The coffee Josten decanted from the
jask
was capped with cinnamon-colored foam. Jean felt less than civilized gulping it,
but his wits needed the prodding, and the blend of fig and chicory flavors hit his
throat in a satisfying scalding rush. The room was already looking brighter when he
reached the dregs of the small cup.

“Lights the fires, doesn’t it?” said Josten, smoothly refilling Jean’s cup. “I’ve
been pouring it into Nikoros for days, poor bastard. He’s, ah, lost a personal buttress,
that one.”

“I know,” said Jean. “Can’t be helped.”

Josten politely refused to let Jean go about his business on a breakfast of nothing
but coffee. A few minutes later, Jean climbed the stairs to the Deep Roots private
section carrying a bowl heaped with freshwater
anchovies, olives, seared tomatoes, hard brown cheese, and curls of bread fried with
oil and onions.

Nikoros was sprawled in a padded chair, surrounded by an arc of papers and empty cups
resembling the mess that had grown around Locke. His stubble looked sufficient to
scrape barnacles from ship hulls, and his lids lifted over bloodshot eyes as Jean
approached.

“In my dreams I sign chits and file papers,” Nikoros muttered. “Then I awake to sign
real chits and file real papers. I imagine my grave marker will be carved as a writing
desk. ‘Here lies Nikoros Via Lupa, wifeless and heirless, but gods how he could alphabetize!’ ”

“We’ve overworked you,” said Jean. “And you still coming down off that shit you were
shoving up your nose! Hard old days. We’ve been thoughtless, Master Lazari and I.
Here, take some breakfast.”

Nikoros was hesitant to do so at first, but his interest grew rapidly, and soon he
and Jean were racing one another to finish the contents of the bowl.

“You’re the sinews of this whole affair,” said Jean. “It’s not the Dexas and the Epitaluses
that hold things together. Not even Lazari and me. It’s been you, it is you, and it
will be you, long after we’re gone.”

“Long after this disaster is past us,” said Nikoros, “and gods grant that we still
have any Konseil seats at all five years from now.”

“Here, now,” said Jean. “We’re in the thick of it, no lie. You can’t see the direction
of the battle because you’re in the mud and the mess with all the other poor bastards,
but it has a direction. You must accept my assurances that I can see a little farther
than you can.”

“The Black Iris,” said Nikoros, looking away from Jean, “this time, they’ve … they’ve
got … well, they have advantages. At least that’s how it seems to me.”

“They have some,” said Jean with a nod. “We have others. And we’ve come off rather
well in this new game of displaced northerners, haven’t we? Six dozen fresh voters
to seed wherever we need them. The Black Iris can work whatever cocksuckery they like
upon us, but in the end it all comes down to names on ballots.”

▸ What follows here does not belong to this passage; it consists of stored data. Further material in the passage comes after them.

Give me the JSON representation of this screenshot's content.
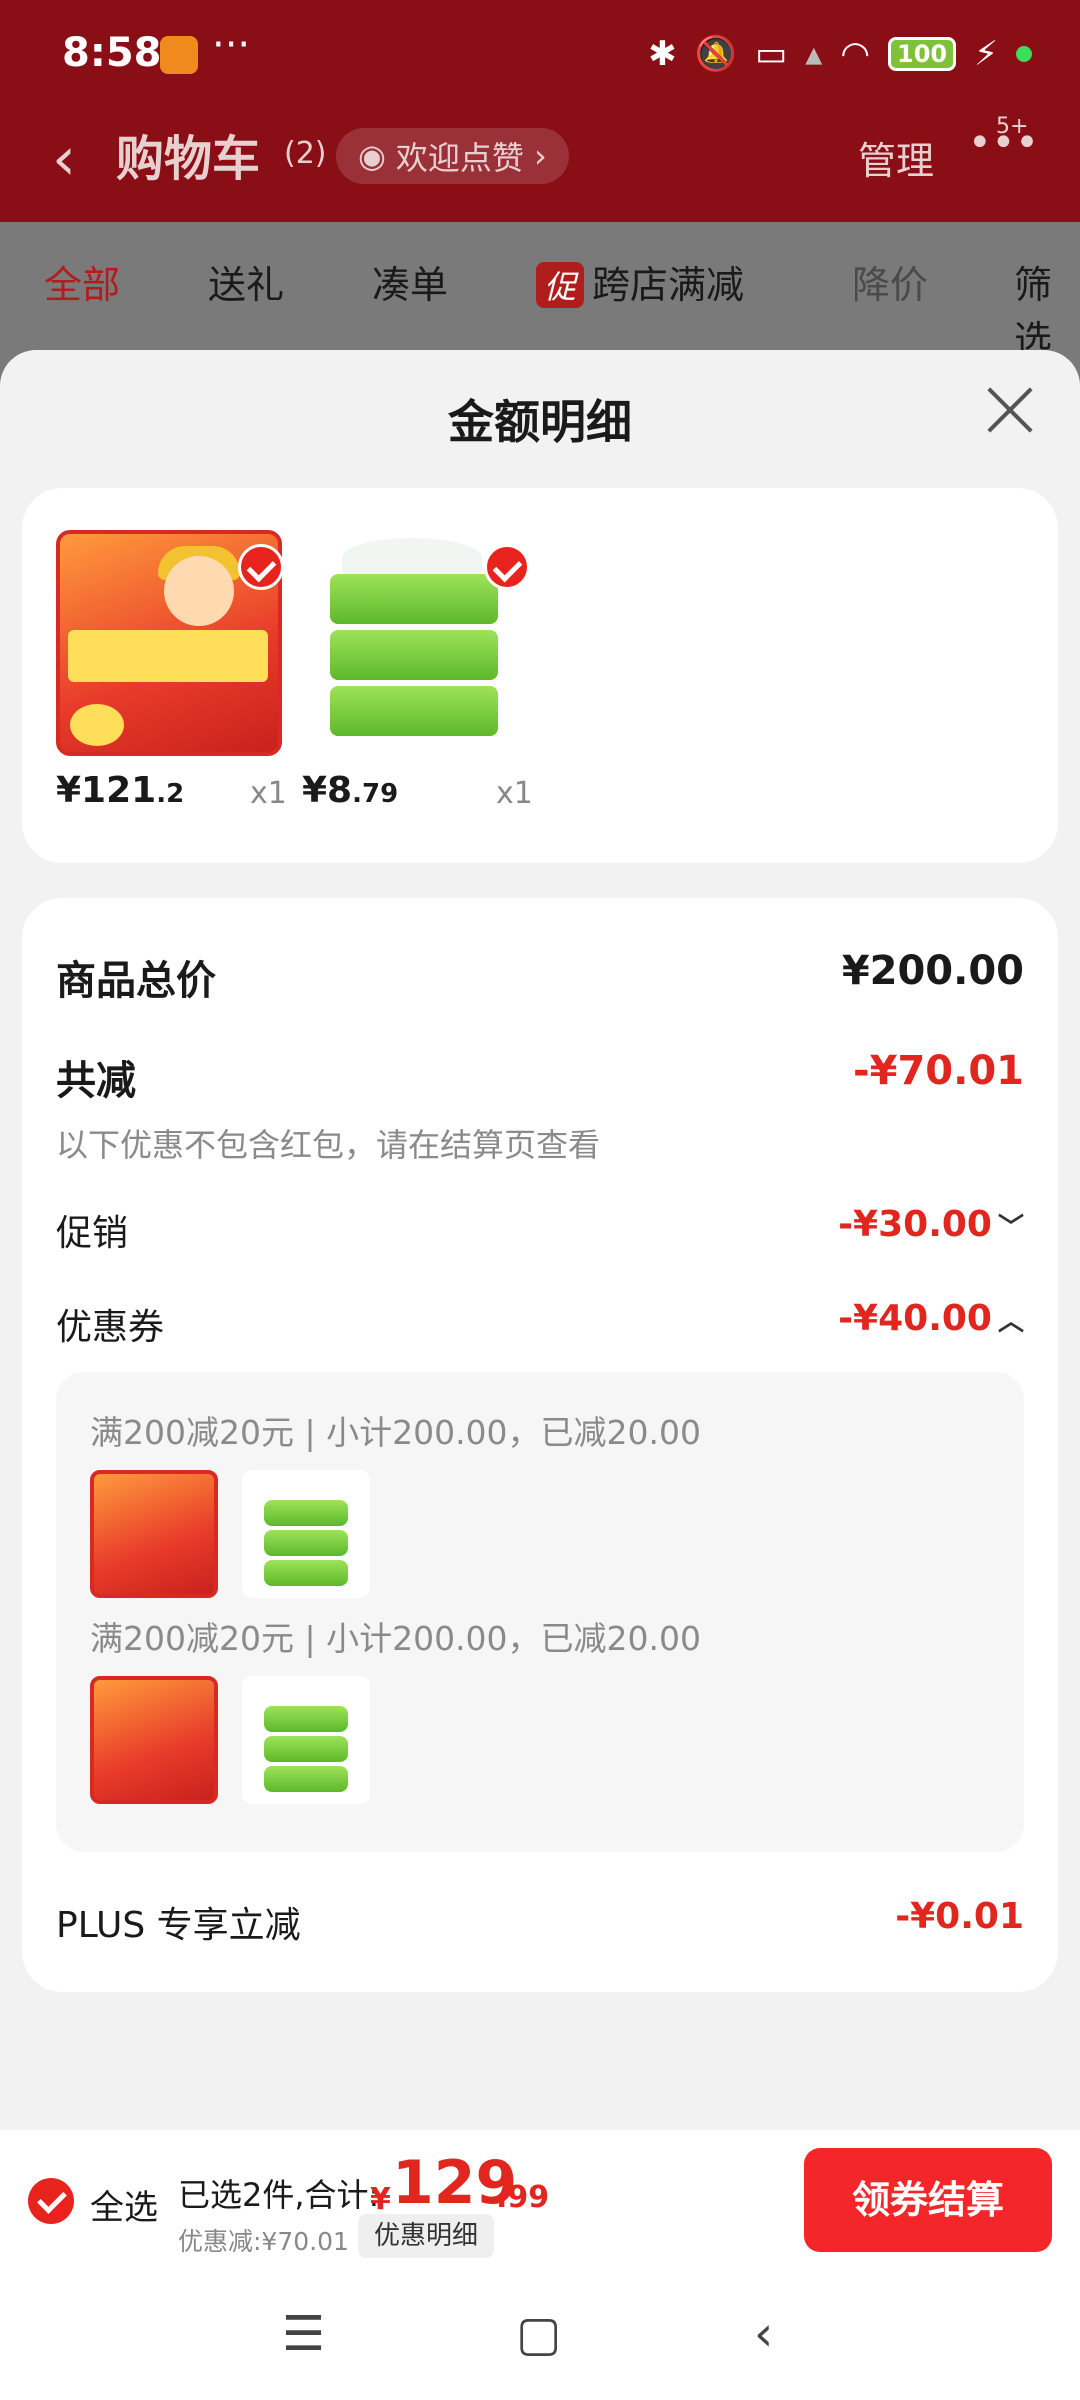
{
  "status_bar": {
    "time": "8:58",
    "more": "···",
    "battery": "100"
  },
  "header": {
    "title": "购物车",
    "count": "(2)",
    "like_label": "欢迎点赞",
    "manage_label": "管理",
    "more_badge": "5+"
  },
  "filters": [
    {
      "label": "全部"
    },
    {
      "label": "送礼"
    },
    {
      "label": "凑单"
    },
    {
      "tag": "促",
      "label": "跨店满减"
    },
    {
      "label": "降价"
    },
    {
      "label": "筛选"
    }
  ],
  "sheet": {
    "title": "金额明细",
    "products": [
      {
        "price_int": "¥121",
        "price_dec": ".2",
        "qty": "x1"
      },
      {
        "price_int": "¥8",
        "price_dec": ".79",
        "qty": "x1"
      }
    ],
    "total_label": "商品总价",
    "total_value": "¥200.00",
    "discount_label": "共减",
    "discount_value": "-¥70.01",
    "discount_note": "以下优惠不包含红包，请在结算页查看",
    "promo_label": "促销",
    "promo_value": "-¥30.00",
    "coupon_label": "优惠券",
    "coupon_value": "-¥40.00",
    "coupon_lines": [
      "满200减20元 | 小计200.00，已减20.00",
      "满200减20元 | 小计200.00，已减20.00"
    ],
    "plus_label": "PLUS 专享立减",
    "plus_value": "-¥0.01"
  },
  "bottom_bar": {
    "select_all": "全选",
    "summary": "已选2件,合计:",
    "currency": "¥",
    "total_int": "129",
    "total_dec": ".99",
    "discount": "优惠减:¥70.01",
    "detail_button": "优惠明细",
    "checkout_button": "领券结算"
  },
  "colors": {
    "accent": "#e0261e",
    "header_bg": "#8a0e16",
    "checkout": "#f5262a"
  },
  "icons": [
    "back-icon",
    "eye-icon",
    "more-icon",
    "close-icon",
    "check-icon",
    "chevron-down-icon",
    "chevron-up-icon",
    "menu-icon",
    "home-icon",
    "back-nav-icon"
  ]
}
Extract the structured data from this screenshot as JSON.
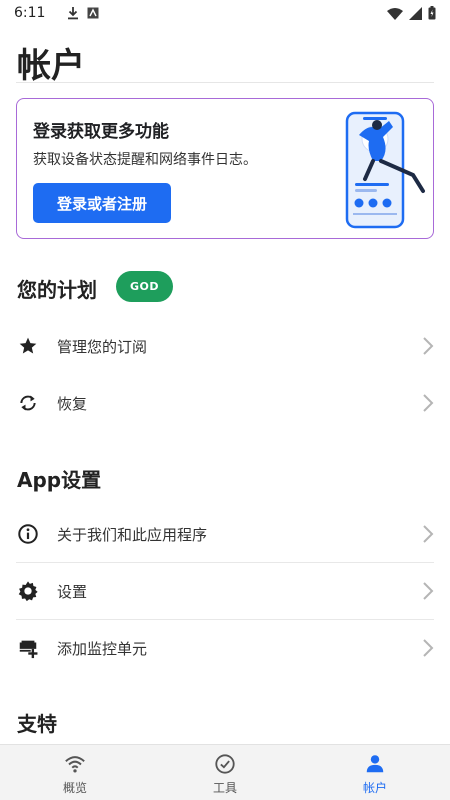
{
  "status_bar": {
    "time": "6:11",
    "left_icons": [
      "download-icon",
      "app-notification-icon"
    ],
    "right_icons": [
      "wifi-icon",
      "signal-icon",
      "battery-icon"
    ]
  },
  "page": {
    "title": "帐户"
  },
  "promo": {
    "title": "登录获取更多功能",
    "subtitle": "获取设备状态提醒和网络事件日志。",
    "button_label": "登录或者注册",
    "button_color": "#1e6cf2",
    "border_color": "#a86ad8"
  },
  "plan_section": {
    "header": "您的计划",
    "badge": "GOD",
    "badge_color": "#1e9e5c",
    "items": [
      {
        "label": "管理您的订阅",
        "icon": "star-icon"
      },
      {
        "label": "恢复",
        "icon": "sync-icon"
      }
    ]
  },
  "app_section": {
    "header": "App设置",
    "items": [
      {
        "label": "关于我们和此应用程序",
        "icon": "info-icon"
      },
      {
        "label": "设置",
        "icon": "gear-icon"
      },
      {
        "label": "添加监控单元",
        "icon": "add-device-icon"
      }
    ]
  },
  "support_section": {
    "header": "支特"
  },
  "bottom_nav": {
    "items": [
      {
        "label": "概览",
        "icon": "wifi-icon",
        "active": false
      },
      {
        "label": "工具",
        "icon": "check-circle-icon",
        "active": false
      },
      {
        "label": "帐户",
        "icon": "person-icon",
        "active": true
      }
    ],
    "active_color": "#1e6cf2"
  }
}
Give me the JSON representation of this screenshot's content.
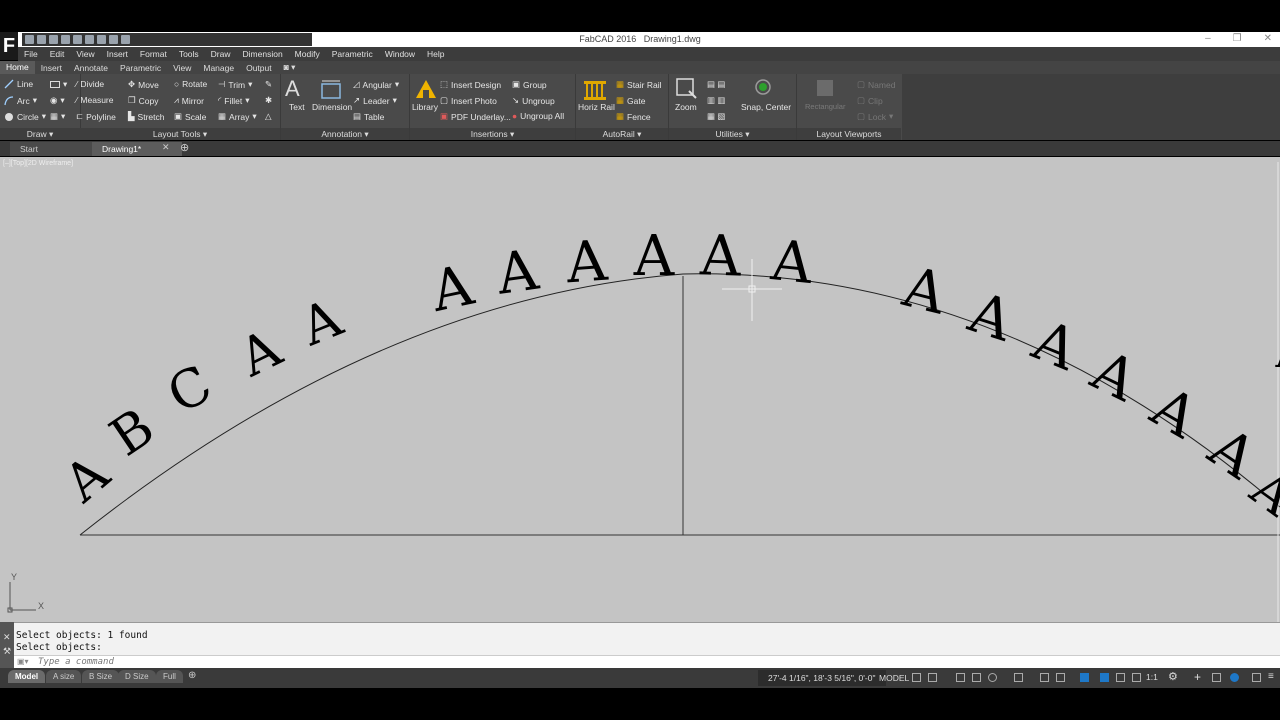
{
  "app": {
    "title": "FabCAD 2016",
    "document": "Drawing1.dwg",
    "logo": "F"
  },
  "menubar": [
    "File",
    "Edit",
    "View",
    "Insert",
    "Format",
    "Tools",
    "Draw",
    "Dimension",
    "Modify",
    "Parametric",
    "Window",
    "Help"
  ],
  "ribbon_tabs": [
    "Home",
    "Insert",
    "Annotate",
    "Parametric",
    "View",
    "Manage",
    "Output"
  ],
  "panels": {
    "draw": {
      "title": "Draw ▾",
      "items": [
        "Line",
        "Arc",
        "Circle"
      ]
    },
    "layout_tools": {
      "title": "Layout Tools ▾",
      "items": [
        "Divide",
        "Measure",
        "Polyline",
        "Move",
        "Copy",
        "Stretch",
        "Rotate",
        "Mirror",
        "Scale",
        "Trim",
        "Fillet",
        "Array"
      ]
    },
    "annotation": {
      "title": "Annotation ▾",
      "text": "Text",
      "dimension": "Dimension",
      "items": [
        "Angular",
        "Leader",
        "Table"
      ]
    },
    "insertions": {
      "title": "Insertions ▾",
      "library": "Library",
      "items": [
        "Insert Design",
        "Insert Photo",
        "PDF Underlay...",
        "Group",
        "Ungroup",
        "Ungroup All"
      ]
    },
    "autorail": {
      "title": "AutoRail ▾",
      "horiz": "Horiz Rail",
      "items": [
        "Stair Rail",
        "Gate",
        "Fence"
      ]
    },
    "utilities": {
      "title": "Utilities ▾",
      "zoom": "Zoom",
      "snap": "Snap, Center"
    },
    "layout_viewports": {
      "title": "Layout Viewports",
      "rect": "Rectangular",
      "items": [
        "Named",
        "Clip",
        "Lock"
      ]
    }
  },
  "doc_tabs": [
    "Start",
    "Drawing1*"
  ],
  "viewport_label": "[–][Top][2D Wireframe]",
  "drawing": {
    "letters_left": [
      "A",
      "B",
      "C",
      "A",
      "A"
    ],
    "letters_arc": [
      "A",
      "A",
      "A",
      "A",
      "A",
      "A"
    ],
    "letters_right": [
      "A",
      "A",
      "A",
      "A",
      "A",
      "A",
      "A",
      "A"
    ]
  },
  "ucs": {
    "x": "X",
    "y": "Y"
  },
  "command": {
    "history": [
      "Select objects: 1 found",
      "Select objects:"
    ],
    "placeholder": "Type a command"
  },
  "layout_tabs": [
    "Model",
    "A size",
    "B Size",
    "D Size",
    "Full"
  ],
  "status": {
    "coords": "27'-4 1/16\", 18'-3 5/16\", 0'-0\"",
    "space": "MODEL",
    "scale": "1:1"
  },
  "colors": {
    "canvas": "#c4c4c4",
    "ribbon": "#4a4a4a",
    "accent": "#1e78c8"
  }
}
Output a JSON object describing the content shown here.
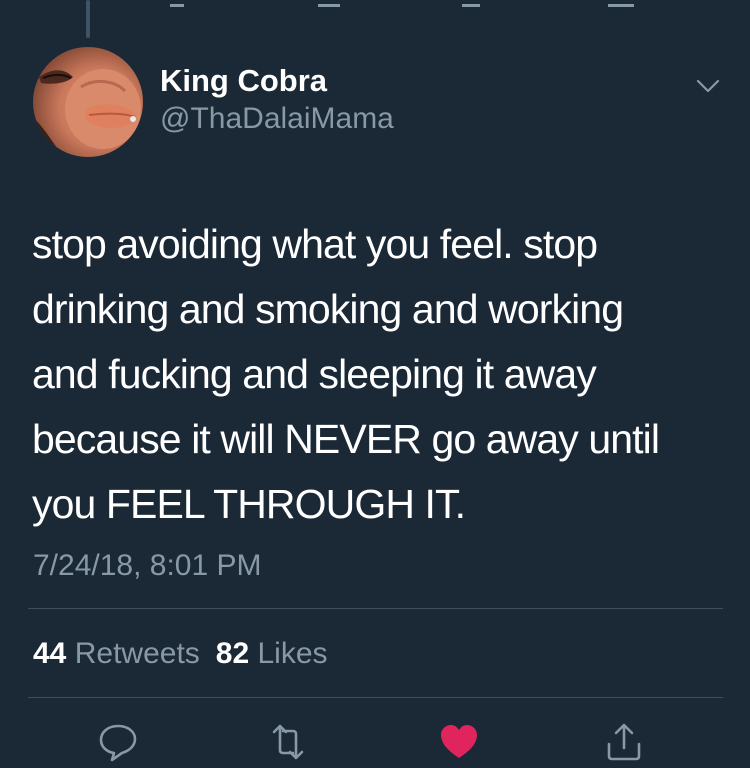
{
  "tweet": {
    "author": {
      "display_name": "King Cobra",
      "handle": "@ThaDalaiMama"
    },
    "text": "stop avoiding what you feel. stop\ndrinking and smoking and working\nand fucking and sleeping it away\nbecause it will NEVER go away until\nyou FEEL THROUGH IT.",
    "timestamp": "7/24/18, 8:01 PM",
    "stats": {
      "retweets_count": "44",
      "retweets_label": "Retweets",
      "likes_count": "82",
      "likes_label": "Likes"
    },
    "liked": true
  },
  "colors": {
    "background": "#1b2836",
    "secondary_text": "#8899a6",
    "like_active": "#e0245e",
    "divider": "#3d4f5f"
  },
  "icons": {
    "actions": [
      "reply-icon",
      "retweet-icon",
      "like-icon",
      "share-icon"
    ],
    "menu": "chevron-down-icon"
  }
}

“You’re being poorly served by me,” said Nikoros, almost too softly to hear.

“Nonsense.” Jean raised his voice and gave Nikoros a careful,
friendly squeeze on the arm. “If you weren’t meeting our expectations, don’t you think
we’d have packed you off somewhere out of the way?”

“Well, thank you, Master Callas.” Nikoros smiled, but it was a wan formality.

“Gods, it must be my week to be confessor to the heartsick and weary,” sighed Jean.
“You could do with a few more hours of sleep, I think. The sort not spent jammed into
a chair. Off to your chambers, and don’t let me see you again until—”

A woman with short curly black hair pounded up the stairs. She wore a traveling coat
and mantle, as well as a courier’s pouch and a sheath knife.

“Sirs,” she said, “I’m sorry to come rushing back like this, but I didn’t know where
else to go.”

“This is Ven Allaine,” said Nikoros, rising. “Ven for ‘Venturesome.’ She’s one of
our troubleshooters. Ven, I’m sure you know who Master Callas is.”